British distractions

Being in London, one is able to read an amazing array of media, most of which, it has to be said, is pretty ordinary and lacking in global context. When I used to live here years ago, I viewed many of the British papers as the best in the world, able to critically analyse government and debate issues that much of the Western media would ignore. Last week’s departure of Blair, however, unleashed a sickening amount of praise for a man whose so-called legacy will be the bloodbath in Iraq, and little else. Something to be truly proud of, dear Tony.

Like in Australia, where the possibility of the departure of John Howard is causing fear in the hearts of the commentariat, many of whom can’t imagine cosying up to the other mob, many writers here in Britain have benefited drinking Blair’s drool over the last ten years. Remember, most journalists aren’t into the truth, they prefer to keep those in power happy and denigrate the weakest in society. After all, far too many reporters see themselves as being part of the elite and able to create news. Sycophancy is a lucrative business, well rewarded by the Murdoch stable, amongst others.
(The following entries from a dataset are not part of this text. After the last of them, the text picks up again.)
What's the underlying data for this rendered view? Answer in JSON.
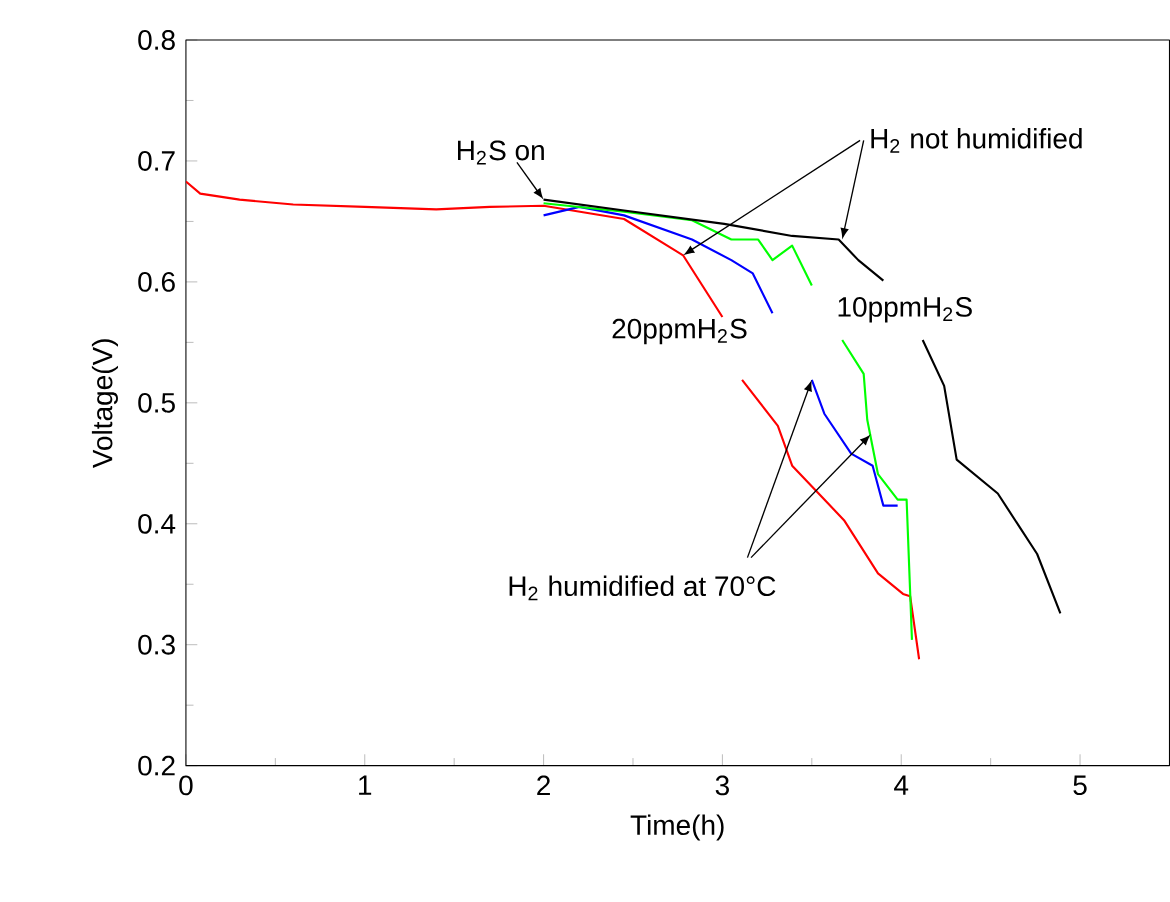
{
  "chart_data": {
    "type": "line",
    "xlabel": "Time(h)",
    "ylabel": "Voltage(V)",
    "xlim": [
      0,
      5.5
    ],
    "ylim": [
      0.2,
      0.8
    ],
    "xticks": [
      0,
      1,
      2,
      3,
      4,
      5
    ],
    "yticks": [
      0.2,
      0.3,
      0.4,
      0.5,
      0.6,
      0.7,
      0.8
    ],
    "series": [
      {
        "color": "#ff0000",
        "x": [
          0,
          0.08,
          0.3,
          0.6,
          1.0,
          1.4,
          1.7,
          2.0,
          2.45,
          2.78,
          3.0,
          null,
          3.11,
          3.31,
          3.39,
          3.57,
          3.68,
          3.87,
          4.01,
          4.05,
          4.1
        ],
        "values": [
          0.683,
          0.673,
          0.668,
          0.664,
          0.662,
          0.66,
          0.662,
          0.663,
          0.652,
          0.622,
          0.571,
          null,
          0.519,
          0.481,
          0.448,
          0.42,
          0.403,
          0.359,
          0.342,
          0.34,
          0.288
        ]
      },
      {
        "color": "#0000ff",
        "x": [
          2.0,
          2.2,
          2.45,
          2.83,
          3.05,
          3.17,
          3.28,
          null,
          3.5,
          3.57,
          3.72,
          3.84,
          3.9,
          3.98
        ],
        "values": [
          0.655,
          0.662,
          0.655,
          0.635,
          0.618,
          0.607,
          0.574,
          null,
          0.519,
          0.491,
          0.458,
          0.448,
          0.415,
          0.415
        ]
      },
      {
        "color": "#00ff00",
        "x": [
          2.0,
          2.45,
          2.83,
          3.05,
          3.2,
          3.28,
          3.39,
          3.5,
          null,
          3.67,
          3.79,
          3.81,
          3.87,
          3.98,
          4.03,
          4.06
        ],
        "values": [
          0.665,
          0.658,
          0.651,
          0.635,
          0.635,
          0.618,
          0.63,
          0.597,
          null,
          0.552,
          0.524,
          0.486,
          0.441,
          0.42,
          0.42,
          0.304
        ]
      },
      {
        "color": "#000000",
        "x": [
          2.0,
          2.45,
          3.01,
          3.39,
          3.65,
          3.76,
          3.9,
          null,
          4.12,
          4.24,
          4.31,
          4.54,
          4.76,
          4.89
        ],
        "values": [
          0.668,
          0.659,
          0.648,
          0.638,
          0.635,
          0.618,
          0.601,
          null,
          0.552,
          0.514,
          0.453,
          0.425,
          0.375,
          0.326
        ]
      }
    ],
    "annotations": [
      {
        "text": "H$_{2}$S on",
        "x": 2.0,
        "y": 0.668
      },
      {
        "text": "H$_{2}$ not humidified",
        "x": 3.67,
        "y": 0.635
      },
      "10ppmH$_{2}$S",
      "20ppmH$_{2}$S",
      {
        "text": "H$_{2}$ humidified at 70°C",
        "x": 3.5,
        "y": 0.519
      }
    ]
  }
}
There are some unintentional gems in the English media environment (like the Telegraph blogs) or releasing information such as this in today’s Observer:

The ubiquity of the drug [in Afghanistan] has now created the world’s worst domestic drug problem, a crisis threatening to engulf any hope of economic revival. The first nationwide survey on drug use, by the Afghan Ministry of Counter-Narcotics and the UN Office on Drugs and Crime, estimated that one million in this nation of 30 million were addicts, including 100,000 women and 60,000 children.

Britain is a fascinating nation, even if it’s unsure of its place in the world (though the Daily Mail wants to imagine the British Empire still in full swing.)